A la suite du succès remporté par le fils depuis son décès brutal en 1997, on ressort du grenier les finesse vocales et mélodiques du père, en se disant que, sans doute, le public accrochera. Alors, en voyant tomber dans nos bacs cette compilation, on flaire, légitimement, l’idée soigneusement repeinte d’un marketing clinquant. Mais à y regarder de plus près, il s’agit là d’une anthologie tout à fait honorable, épousant avec brio les contours pourtant particulièrement flous d’un artiste qui, largement boudé de son vivant, avait grand besoin d’un dépoussiérage, et ses notes intelligentes, d’une reconnaissance méritée. Laissons donc de côté nos idées médisantes pour s’attacher à ces accords grinçants, qui se plaisaient en leur temps à rompre les barrières qui cloisonnaient alors les styles.

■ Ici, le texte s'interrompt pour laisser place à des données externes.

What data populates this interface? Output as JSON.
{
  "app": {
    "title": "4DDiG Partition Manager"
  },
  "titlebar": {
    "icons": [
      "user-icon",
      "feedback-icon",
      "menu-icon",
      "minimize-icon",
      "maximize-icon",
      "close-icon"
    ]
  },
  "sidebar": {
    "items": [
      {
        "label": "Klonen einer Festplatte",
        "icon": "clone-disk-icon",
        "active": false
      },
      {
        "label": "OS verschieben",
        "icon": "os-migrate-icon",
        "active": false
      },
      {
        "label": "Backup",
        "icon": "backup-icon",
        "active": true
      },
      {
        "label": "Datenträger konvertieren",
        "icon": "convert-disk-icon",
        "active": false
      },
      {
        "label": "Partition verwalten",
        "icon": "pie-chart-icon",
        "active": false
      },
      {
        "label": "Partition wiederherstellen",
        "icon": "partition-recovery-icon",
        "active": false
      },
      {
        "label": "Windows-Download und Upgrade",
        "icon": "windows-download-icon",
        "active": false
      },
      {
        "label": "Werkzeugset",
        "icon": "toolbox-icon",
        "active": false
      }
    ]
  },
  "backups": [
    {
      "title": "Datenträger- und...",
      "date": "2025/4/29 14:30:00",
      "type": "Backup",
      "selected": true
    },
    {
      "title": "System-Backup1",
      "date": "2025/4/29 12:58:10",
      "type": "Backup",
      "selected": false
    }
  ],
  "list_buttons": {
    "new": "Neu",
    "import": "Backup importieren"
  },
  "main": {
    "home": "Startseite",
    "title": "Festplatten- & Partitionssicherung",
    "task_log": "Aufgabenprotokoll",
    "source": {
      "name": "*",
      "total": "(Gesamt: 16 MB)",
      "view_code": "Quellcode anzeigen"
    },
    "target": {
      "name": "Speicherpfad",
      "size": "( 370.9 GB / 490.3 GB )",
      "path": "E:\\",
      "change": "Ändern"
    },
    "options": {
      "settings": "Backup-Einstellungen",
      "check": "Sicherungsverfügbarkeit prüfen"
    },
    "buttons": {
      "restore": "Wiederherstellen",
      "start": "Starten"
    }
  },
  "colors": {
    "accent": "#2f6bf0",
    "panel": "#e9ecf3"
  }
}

Tim Buckley, compositeur de génie disparu brutalement à l’âge de 28 ans, est resté tapi durant sa brève carrière, dans une ombre épaisse, produisant entre 1967 et 1975, une pléthore de titres aux accents folk-jazz, à l’attention d’un public d’aficionados restreint, lui-même considérant que sa musique était « une émotion trop personnelle pour être vendue ». Et du coup, s’appliquant à ne faire aucune concession commerciale, errant de labels en clubs avant de se fixer chez Elektra, Tim Buckley va s’aventurer là ou bien peu se sont risqués, expérimentant tantôt la liberté rythmique du jazz, tantôt des mixtures inédites de folk et de rock, faisant dans les derniers mois de sa vie quelques incursions remarquées vers un funk brillant, lourdement influencé par le groove de la famille Stone (il fut un temps chauffeur de Sly Stone).

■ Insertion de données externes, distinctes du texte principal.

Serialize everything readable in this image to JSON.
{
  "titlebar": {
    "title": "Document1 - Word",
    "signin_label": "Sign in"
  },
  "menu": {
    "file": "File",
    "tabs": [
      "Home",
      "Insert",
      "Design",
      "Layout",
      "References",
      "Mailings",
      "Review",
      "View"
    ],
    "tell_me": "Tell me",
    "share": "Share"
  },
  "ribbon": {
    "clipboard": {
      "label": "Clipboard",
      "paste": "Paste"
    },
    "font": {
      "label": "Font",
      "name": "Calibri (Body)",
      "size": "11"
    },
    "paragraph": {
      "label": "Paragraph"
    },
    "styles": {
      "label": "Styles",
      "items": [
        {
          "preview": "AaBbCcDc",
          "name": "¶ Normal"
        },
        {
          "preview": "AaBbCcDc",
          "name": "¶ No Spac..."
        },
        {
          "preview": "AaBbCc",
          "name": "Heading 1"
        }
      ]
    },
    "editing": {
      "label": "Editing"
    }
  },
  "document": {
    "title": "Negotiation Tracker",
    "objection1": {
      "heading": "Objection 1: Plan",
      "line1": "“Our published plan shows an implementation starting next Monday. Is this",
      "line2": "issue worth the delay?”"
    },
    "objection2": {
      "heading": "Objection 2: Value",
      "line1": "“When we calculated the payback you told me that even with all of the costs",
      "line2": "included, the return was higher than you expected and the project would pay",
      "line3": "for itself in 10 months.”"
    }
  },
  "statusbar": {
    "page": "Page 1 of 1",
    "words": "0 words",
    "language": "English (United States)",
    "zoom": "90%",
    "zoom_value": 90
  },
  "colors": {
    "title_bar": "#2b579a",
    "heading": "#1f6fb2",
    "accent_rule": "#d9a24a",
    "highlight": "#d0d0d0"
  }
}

Tiré de l’album Goodbye and hello (1967), premier opus qui fit résonner son timbre cristallin aux oreilles de ses contemporains, Morning glory fera ici office de titre étrangement évocateur d’une période des plus aventureuses, comme un résumé de ces années sombres passées à se faire un nom dans quelques clubs new-yorkais (parfois aux côtés de Nico, Tim Hardin et… John Cale), sous la houlette du très excentrique Herb Cohen, alors manager de Frank Zappa. De cette période méconnue, l’anthologie a retenu quelques perles, dont l’inquiétant Song slowly song (1966), ainsi que plusieurs titres de ce même Goodbye and hello, qui avait en son temps subjugué George Harrison. Alors accompagné d’une excellente formation (Lee Underwood et Jim Fielder), il y emprunte au jazz ses ruptures de tempo, pendant musical de ses vocalises des plus décousues (cinq octaves), et dont la plus parfaite illustration transparaît ici sur le titre Goodbye and hello. Sur lequel s’entrechoquent la finesse de sa voix et des orchestrations de cordes tantôt douces et tantôt féroces, rompant le tempo là ou bon leur semblent pour projeter le morceau dans une perpétuelle mutation. Suivent, toujours issus de cet album, le hargneux Pleasant street ou encore No man can find the war et son orchestration dépouillée. Et puis, pénétrant des tréfonds sinueux toujours plus difficiles d’accès, s’éloignant des formats classiques de la chanson, résonnent, comme un écho au folk-jazz des périodes Blue afternoon (1969) et Lorca (1970), I’ve had a talk with my woman et I must have been blind. De l’époque Starsailor, largement influencée par John Coltrane, trônent ici Moulin Rouge, chanté en partie en français avec un accent d’une rondeur qui fait sourire, le pulsionnel Monterey aux dissonances vocales schizophréniques et le célèbre Song to the siren.

Au final, cette anthologie ne laisse que peu de choses de côté, et si l’on regrette que la production ait passé sous silence les élucubrations funky de Look at the fool, Morning glory fait la part belle au style vocal exceptionnel de ce chanteur dont la voix surprend encore à bien des égards sur des titres comme Buzzin’ fly ou, encore, Goodbye and hello. A titre posthume, la beauté rêveuse de sa voix et la virtuosité de sa composition ont fait de Tim Buckley un classique, résumé ici en une trentaine de titres.